呼吸をするように、わたしはずっと、食べていた。
わたしは、食べることが好きだ。美味しいものを食べると気持ちが高まるし、しょぼくれていても元気になれる。何よりそれを囲んで友人たちと談笑する時間は、人見知りで話すことが苦手なわたしでも円滑なコミュニケーションがとれるようになるという、何にも代えがたい充足感をもたらしてくれる。だから、人付き合い、という面でも食べることはわたしにとってとても欠くことのできない大切な要素の1つだった。
「食べること」の延長線上に存在する「人付き合い」
学生時代、部活終わりに部室でそれぞれおすすめの菓子を持ち寄って、恋の話に花咲かせながら交換し合って食べる、なんて青春染みたこともしたし、休日の日は美味しいと有名な食事を目当てに、友人たちとはるばる都内へ出たりもした。

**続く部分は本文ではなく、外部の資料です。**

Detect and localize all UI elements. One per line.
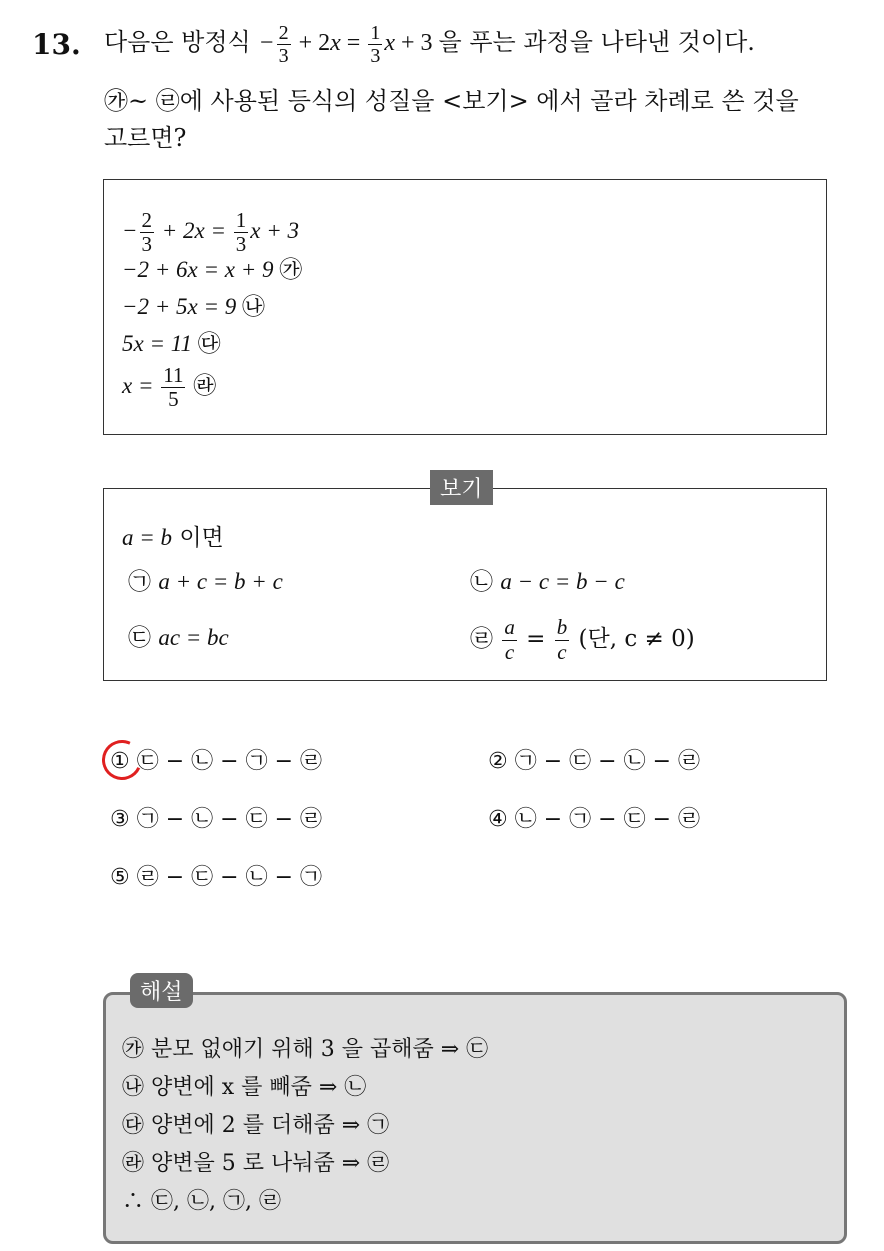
bogi-tag: 보기 (430, 470, 493, 505)
bogi-condition: a = b 이면 (122, 525, 224, 551)
bogi-item-1: ㉠ a + c = b + c (128, 569, 283, 595)
option-3[interactable]: ③ ㉠ − ㉡ − ㉢ − ㉣ (110, 807, 322, 832)
equation-inline: − $\frac{2}{3}$ + 2x = $\frac{1}{3}$ x + 3 (258, 22, 433, 67)
process-step-2: −2 + 6x = x + 9 ㉮ (122, 257, 303, 282)
option-4[interactable]: ④ ㉡ − ㉠ − ㉢ − ㉣ (488, 807, 700, 832)
process-step-1: − $\frac{2}{3}$ + 2x = $\frac{1}{3}$ x + 3 (122, 208, 300, 257)
bogi-item-4: ㉣ $\frac{a}{c}$ = $\frac{b}{c}$ (단, c ≠ 0) (470, 615, 695, 664)
process-step-4: 5x = 11 ㉰ (122, 331, 221, 356)
solution-line-1: ㉮ 분모 없애기 위해 3 을 곱해줌 ⇒ ㉢ (122, 1037, 489, 1062)
option-1[interactable]: ① ㉢ − ㉡ − ㉠ − ㉣ (110, 749, 322, 774)
solution-tag: 해설 (130, 973, 193, 1008)
question-line-2: ㉮~ ㉣에 사용된 등식의 성질을 <보기> 에서 골라 차례로 쓴 것을 (104, 87, 799, 115)
solution-line-5: ∴ ㉢, ㉡, ㉠, ㉣ (122, 1189, 281, 1214)
question-line-3: 고르면? (104, 124, 187, 152)
bogi-item-3: ㉢ ac = bc (128, 625, 229, 651)
question-line-1: 다음은 방정식 − $\frac{2}{3}$ + 2x = $\frac{1}{3}$ x + 3 을 푸는 과정을 나타낸 것이다. (104, 22, 755, 67)
option-5[interactable]: ⑤ ㉣ − ㉢ − ㉡ − ㉠ (110, 865, 322, 890)
solution-line-2: ㉯ 양변에 x 를 빼줌 ⇒ ㉡ (122, 1075, 367, 1100)
question-number: 13. (32, 28, 81, 61)
solution-line-3: ㉰ 양변에 2 를 더해줌 ⇒ ㉠ (122, 1113, 390, 1138)
bogi-item-2: ㉡ a − c = b − c (470, 569, 625, 595)
process-step-3: −2 + 5x = 9 ㉯ (122, 294, 266, 319)
option-2[interactable]: ② ㉠ − ㉢ − ㉡ − ㉣ (488, 749, 700, 774)
solution-line-4: ㉱ 양변을 5 로 나눠줌 ⇒ ㉣ (122, 1151, 390, 1176)
process-step-5: x = $\frac{11}{5}$ ㉱ (122, 363, 217, 412)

20歳を超えてすぐ、お酒が飲めるようになった暁には、今思えば過剰摂取と言えるほどのアルコールと味の濃いおつまみの類をたくさん飲み食いした。友人たち、または同僚と食事を囲むその様は、今思い出しても楽しい思い出でしかない。あの時間は、とても大切で愛おしい記憶となっている。
とにもかくにも、わたしの人付き合いに、必ず「食べること」は同義のようにそこに存在したのだ。
食べることの変化と、人付き合いの変化
けれど20歳後半に差し掛かった今では、それまでのことがウソのように感じる。
わたしは、以前よりも食事を摂らなくなった。食べることは変わらず好きだが、空腹でないと食事を抜いたりするという、安直な考えに至ることもある。
そして気が付いた。
わたしは今、良く食べていた当時と比べて、人付き合いが格段に減ったのだ。それは、これからも本当に付き合ってゆきたい人たちを自分の中で整理したからなのだが、それに伴って食べることへの意識も減ってしまっているとは思わなかった。だって、本当に食べることは変わらず好きなのだ。
代わりに、たまに人と出掛け食事を摂る際には、今までよりも食べるものに「こだわり」が生まれていた。最近食べていないものや、滅多に食べられないもの。その場所でしか味わえないもの。その時々のお財布事情ももちろんある。けれど、そういうときは決まって自炊することが多いし、それで人をもてなすこともある。
そうやって、わたしは何でも食べていた当時に比べて、今は置かれている状況で、食事を選ぶこだわりが強く出来ていたのだった。
本当に会いたい人とだけ、大好きな食事を共にすればいい
人と会う機会が格段に減ったわたしだが、以前より増したのは、その時がくることのワクワクするような気持ちだった。
本当に会いたい、話したい人とだけ会うということ。そんな人と大好きな食事を食べられるということ。
それは当時にはなかったものだ。当時は、「何を話そう」「上手く立ち回れなかったらどうしよう…」なんていう不安が、コミュ障かつ人見知りのわたしにはやはり拭いきれずあった。
だから、それがない今の在り方はとても気楽だし、ただ楽しみでしかない。そんな気の置けない人と食べる食事は、言ってしまえば何でも美味しいと感じられると思う。
食べることは、わたしがここまで生きてくるのに欠かすことのできない要素だった。「食べること」があったから、生きていくうえで大切な人付き合いを上手くやり切れていたように思う。もし、そこに食べることが存在しなかったら、わたしの青春は泥沼だったろう。
わたしにとって生きることは、人の中で水の流れのように揺れ動く柔軟性が必要だった。それが性格上、あまり上手くはないわたしにそっと助け舟を出してくれる存在が、「食べること」だったのだと思う。
今は、心も体も健康的だと感じている。これからも、水の流れのように柔軟性を持って、「食べること」に助けられながら「生きること」をしていきたいと、そう思う。